To celebrate its silver anniversary, a new edition has been released.
Time Bandits started because Gilliam was struggling to raise the money for his most artistically successful film, Brazil.
He says: “I had reached a dead end with the Brazil idea, and I decided I wanted to make a film for all the family. I had the idea about Kevin and then made a pragmatic decision to bring in all these other characters.
“I did not think the boy alone could hold the film, but I didn’t want to take anything away from him – so I thought, I need lots of people the same height – eureka! dwarves! Then the idea came together of them working in Heaven but wanting a more exciting life… I called Michael Palin and we knocked it out very quickly.”
Casting Kevin came about by chance.
“I wanted a normal kid,” recalls Gilliam. “Kevin’s brother was a child actor and they came along to the audition. Craig was in the corner, keeping himself to himself.
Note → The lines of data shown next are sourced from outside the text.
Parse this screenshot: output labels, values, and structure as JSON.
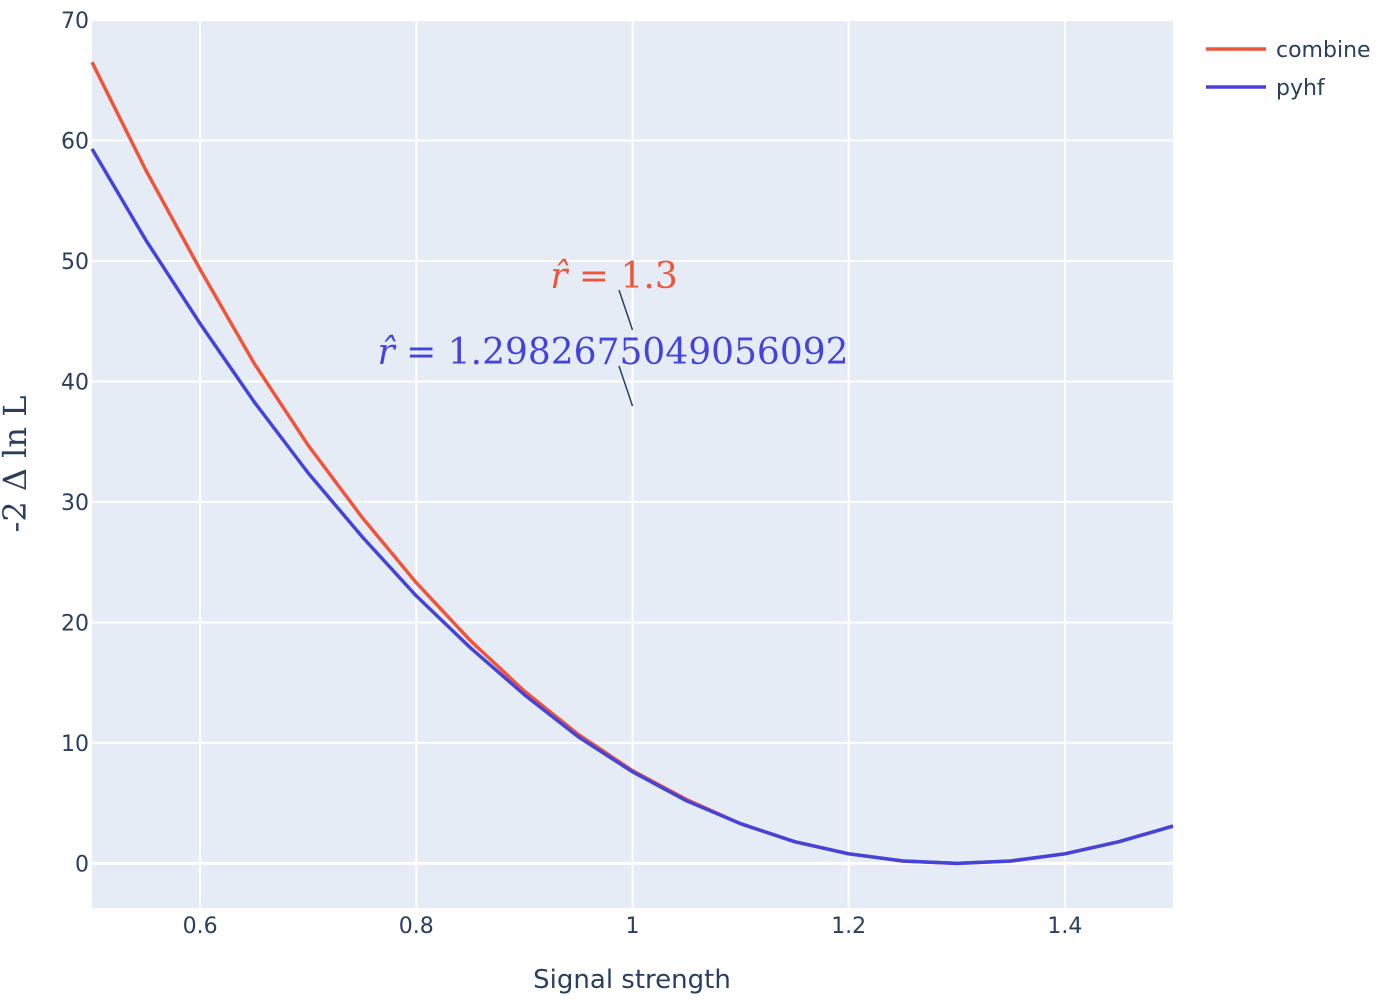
{
  "chart_data": {
    "type": "line",
    "title": "",
    "xlabel": "Signal strength",
    "ylabel": "-2 Δ ln L",
    "xlim": [
      0.5,
      1.5
    ],
    "ylim": [
      -3.7,
      70
    ],
    "x_ticks": [
      0.6,
      0.8,
      1,
      1.2,
      1.4
    ],
    "x_tick_labels": [
      "0.6",
      "0.8",
      "1",
      "1.2",
      "1.4"
    ],
    "y_ticks": [
      0,
      10,
      20,
      30,
      40,
      50,
      60,
      70
    ],
    "y_tick_labels": [
      "0",
      "10",
      "20",
      "30",
      "40",
      "50",
      "60",
      "70"
    ],
    "grid": true,
    "legend_position": "top-right",
    "background_color": "#e5ecf6",
    "series": [
      {
        "name": "combine",
        "color": "#ef553b",
        "x": [
          0.5,
          0.55,
          0.6,
          0.65,
          0.7,
          0.75,
          0.8,
          0.85,
          0.9,
          0.95,
          1.0,
          1.05,
          1.1,
          1.15,
          1.2,
          1.25,
          1.3,
          1.35,
          1.4,
          1.45,
          1.5
        ],
        "y": [
          66.5,
          57.5,
          49.3,
          41.5,
          34.7,
          28.7,
          23.3,
          18.5,
          14.3,
          10.7,
          7.7,
          5.3,
          3.3,
          1.8,
          0.8,
          0.2,
          0.0,
          0.2,
          0.8,
          1.8,
          3.1
        ]
      },
      {
        "name": "pyhf",
        "color": "#4444dd",
        "x": [
          0.5,
          0.55,
          0.6,
          0.65,
          0.7,
          0.75,
          0.8,
          0.85,
          0.9,
          0.95,
          1.0,
          1.05,
          1.1,
          1.15,
          1.2,
          1.25,
          1.3,
          1.35,
          1.4,
          1.45,
          1.5
        ],
        "y": [
          59.3,
          51.7,
          44.8,
          38.3,
          32.4,
          27.1,
          22.2,
          17.9,
          14.0,
          10.5,
          7.6,
          5.2,
          3.3,
          1.8,
          0.8,
          0.2,
          0.0,
          0.2,
          0.8,
          1.8,
          3.1
        ]
      }
    ],
    "annotations": [
      {
        "prefix": "r̂ ",
        "text": "= 1.3",
        "color": "#ef553b",
        "x": 1.0,
        "y": 44
      },
      {
        "prefix": "r̂ ",
        "text": "= 1.2982675049056092",
        "color": "#4444dd",
        "x": 1.0,
        "y": 38
      }
    ]
  }
}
That was more interesting.”
And the same thinking brought in the Time Bandits themselves.
“I wanted these little guys to be the heroes,” he says. “I didn’t see why these actors should always be cast as Wombles.
“Kenny Baker was R2D2 – but here he was the leader of a gang of cut throat robbers. We never commented on their height, but this was a good chance for them to do something different.”
Other big names came on board. Ian Holm, who plays Napoleon, had been due to make a film about the French general with Stanley Kubrick – a serious bio-pic.
“He had not been given a comedy part before,” Gilliam says. “Kubrick had been working on the idea but it fell through, so this was Ian’s chance to play Napoleon after all.”
And once it was complete, they had to sell it to studios for distribution. But no one wanted it.
Former Beatle George Harrison came to the rescue. Gilliam says: “He mortgaged his offices to pay for it. The smallest film company in Hollywood, Avco-Embassy – they had not had a hit for 10 years, since The Graduate. We told them we’d use their distributors and do the advertising – George Harrison would guarantee it to $5 million.” And it was a hit.
“It was still the most successful film I have done in the States, which was an incredible surprise,” says Gilliam.
“It wasn’t as big here. It was marketed as a Python film, and sold to an older audience but it was for children. People said we couldn’t end it with the parents getting blown up: I said the children will love it.”
The tale of the naughtiest of God’s creations may one day be revived.
Gilliam reveals he has written a sequel – but backers got cold feet after the attacks on the World Trade Center on September 11. The script, which he would like to revive, uncovers what happened to the disgraced band of thieves.
He says: “Some of the original Bandits were in it – but we’d focus on their daughters. They were getting ahead in heaven for once… they were embarrassed by their parents. But then there are changes in heaven, and so they decide it is time go out and do some pillaging, to save their jobs. It was a cheap joke – little people getting downsized.”